La ville de Bujumbura se trouve dans l’Ouest du Burundi, sur les rives du lac Tanganyika. La carte de la Mairie de Bujumbura montre qu’elle est entourée par la province de Bujumbura : au nord par la commune Mutimbuzi, à l’est par les communes Isale et Kanyosha et au sud par la commune Kabezi.
Avec une superficie de 86,54 Km², le relief est caractérisé par une plaine de basse altitude qui se relève d’Ouest en Est avec 774 m d’altitude au bord du lac et 1.000 m au pied des contres forts de la région naturelle du Mumirwa.
Le climat est relativement chaud avec une température allant de 20 à 30°C. La pluviométrie moyenne est de 1.000 mm/an.
Selon le dernier recensement général de 1990, la Mairie de Bujumbura comptait 235.440 habitants. La Mairie comptait alors 9 zones et elle est composée actuellement de 13 communes. Sur base des données fournies par les communes, la population s’élèverait aujourd’hui à environ 550.000 habitants.
Historique de la ville de Bujumbura
Mercredi 6 juin 2007
La ville de Bujumbura a été fondée en 1897. Du nom de baptême USUMBURA, alors Capitale du Ruanda-Urundi, la petite ville fut longtemps caractérisée par la séparation de la zone "européenne" et de la zone "indigène et fut l’objet des convoitises des puissances occidentales et orientales. Les Allemands, fondateurs de la ville, resteront à Usumbura jusqu’à la fin de la première guerre mondiale.
Dès 1918, l’Union Douanière du Ruanda-Urundi et du Congo Belge a fait de Usumbura la capitale économique et politique. Les commerçants, surtout d’origine asiatique et grecque, affluent alors vers la capitale et la construction de nouveaux quartiers devient une urgence pour accueillir les nouveaux venus.
AVENEMENT DES BELGES, NAISSANCE DU VILLAGE DE BUYENZI.
La fin de la première guerre mondiale correspondra à l’avènement de la tutelle belge.
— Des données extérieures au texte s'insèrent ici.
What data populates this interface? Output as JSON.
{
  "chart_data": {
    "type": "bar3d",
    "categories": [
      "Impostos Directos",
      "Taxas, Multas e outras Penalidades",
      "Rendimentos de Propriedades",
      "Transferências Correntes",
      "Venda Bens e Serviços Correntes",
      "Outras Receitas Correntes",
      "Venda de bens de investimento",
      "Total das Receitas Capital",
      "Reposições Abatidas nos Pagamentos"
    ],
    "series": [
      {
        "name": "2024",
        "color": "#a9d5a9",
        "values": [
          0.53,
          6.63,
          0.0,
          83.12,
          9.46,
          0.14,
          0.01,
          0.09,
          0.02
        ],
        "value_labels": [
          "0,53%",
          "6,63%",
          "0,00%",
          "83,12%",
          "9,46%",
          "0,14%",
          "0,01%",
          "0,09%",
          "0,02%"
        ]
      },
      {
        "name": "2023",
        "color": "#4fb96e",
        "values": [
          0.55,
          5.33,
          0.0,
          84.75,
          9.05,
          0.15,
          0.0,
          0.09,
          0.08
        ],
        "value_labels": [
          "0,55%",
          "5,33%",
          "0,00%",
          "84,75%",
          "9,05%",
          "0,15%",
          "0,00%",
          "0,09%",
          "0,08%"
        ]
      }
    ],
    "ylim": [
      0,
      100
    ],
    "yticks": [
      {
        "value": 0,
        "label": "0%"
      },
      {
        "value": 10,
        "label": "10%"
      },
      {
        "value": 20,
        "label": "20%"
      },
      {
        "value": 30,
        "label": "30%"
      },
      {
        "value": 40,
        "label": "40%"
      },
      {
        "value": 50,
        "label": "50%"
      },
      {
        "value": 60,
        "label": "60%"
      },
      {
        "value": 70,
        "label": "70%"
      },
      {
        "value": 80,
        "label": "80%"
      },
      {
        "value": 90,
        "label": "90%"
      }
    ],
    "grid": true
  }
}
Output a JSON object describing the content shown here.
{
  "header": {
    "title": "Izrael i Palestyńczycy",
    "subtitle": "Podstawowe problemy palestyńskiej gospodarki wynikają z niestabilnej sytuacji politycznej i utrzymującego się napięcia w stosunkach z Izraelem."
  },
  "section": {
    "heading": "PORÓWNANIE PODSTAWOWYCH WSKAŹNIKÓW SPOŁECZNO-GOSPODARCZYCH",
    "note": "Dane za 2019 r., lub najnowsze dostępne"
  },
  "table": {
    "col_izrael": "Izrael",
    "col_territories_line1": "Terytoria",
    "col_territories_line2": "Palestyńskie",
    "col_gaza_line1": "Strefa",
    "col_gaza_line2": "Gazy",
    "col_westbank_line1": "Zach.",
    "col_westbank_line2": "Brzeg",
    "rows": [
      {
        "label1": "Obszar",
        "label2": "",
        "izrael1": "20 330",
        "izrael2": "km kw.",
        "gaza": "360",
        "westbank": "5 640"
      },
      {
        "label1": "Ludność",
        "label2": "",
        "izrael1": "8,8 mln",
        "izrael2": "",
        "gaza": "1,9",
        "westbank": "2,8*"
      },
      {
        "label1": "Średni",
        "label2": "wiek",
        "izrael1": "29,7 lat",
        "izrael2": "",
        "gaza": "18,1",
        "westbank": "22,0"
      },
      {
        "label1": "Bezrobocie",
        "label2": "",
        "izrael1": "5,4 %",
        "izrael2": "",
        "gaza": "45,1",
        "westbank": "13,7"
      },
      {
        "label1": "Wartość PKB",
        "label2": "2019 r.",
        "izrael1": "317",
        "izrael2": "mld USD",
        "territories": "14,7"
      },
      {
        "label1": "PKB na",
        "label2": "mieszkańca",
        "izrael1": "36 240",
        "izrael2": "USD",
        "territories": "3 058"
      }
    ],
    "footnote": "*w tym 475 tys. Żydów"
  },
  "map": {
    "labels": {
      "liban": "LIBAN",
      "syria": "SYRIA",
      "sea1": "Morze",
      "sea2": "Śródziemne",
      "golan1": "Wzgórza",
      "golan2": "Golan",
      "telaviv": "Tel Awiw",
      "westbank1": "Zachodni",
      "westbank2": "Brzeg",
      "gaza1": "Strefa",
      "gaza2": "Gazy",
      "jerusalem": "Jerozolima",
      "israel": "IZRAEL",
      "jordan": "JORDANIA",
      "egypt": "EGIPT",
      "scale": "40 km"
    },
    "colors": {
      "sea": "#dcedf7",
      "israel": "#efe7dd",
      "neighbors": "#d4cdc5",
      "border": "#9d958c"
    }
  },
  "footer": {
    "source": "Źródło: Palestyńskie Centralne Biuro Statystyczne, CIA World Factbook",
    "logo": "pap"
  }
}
En effet, l’administration belge lotit le village de Buyenzi en 1938, qui deviendra le Centre Extra-Coutumier du Camp Belge A à l’Est de Buyenzi. Le Camp Belge B sera loti entre l’actuel Boulevard de l’UPRONA et l’Avenue de l’Université.
A partir de 1945, se multiplient d’autres centres coutumiers au Sud de la Ntahangwa. Il fallait loger la main d’œuvre africaine. Ainsi, l’Office des Cités Africaines (OCAF) s’avérera comme solution au problème du logement. 2.441 logements seront regroupés entre le quartier 1 et 5 de l’actuelle commune urbaine de NGAGARA.
A la même époque, les quartiers Kamenge et Kinama voient le jour. Le Quartier Cibitoke sera créé en 1963 par nécessité d’accueillir les habitants déplacés par la montée des eaux du lac. Entre temps les quartiers du Nord de la Ntahangwa et de Nyakabiga se densifient et s’étendent. Les Quartiers Rohero I ou quartier résidentiel resteront longtemps le domaine "européen".
LA COMMUNE URBAINE S’ELARGIT RAPIDEMENT.
La densification des quartiers périphériques a obligé la ville à s’étendre, empiétant sur le périmètre rural. Les quartiers Mutanga, Ijabe, Musaga, Kinindo ont été récemment aménagés. Les quartiers comme Gasenyi, Gihosha, Mutakura, Gikungu et Buterere viennent d’être intégrés tout récemment dans la circonscription urbaine. Cependant, cet élargissement doit prendre en compte la situation géographique de la ville.
Ainsi le lac Tanganyika menace régulièrement certains quartiers par des débordements fréquents qui provoquent des dégâts. Ce fut le cas dans les années 1960, lorsque le quartier industriel fut inondé par une brusque montée des eaux.
L’Ordonnance Ministérielle n° 530/1279 du 22 septembre 2005 portant découpage administratif du Burundi confère 17 Provinces au pays, et un statut spécial pour la ville de Bujumbura. En attendant une loi spécifique sur la Mairie de Bujumbura, elle est composée de 13 communes : Buterere, Buyenzi, Bwiza, Cibitoke, Gihosha, Kamenge, Kanyosha, Kinama, Kinindo, Musaga, Ngagara, Nyakabiga et Rohero.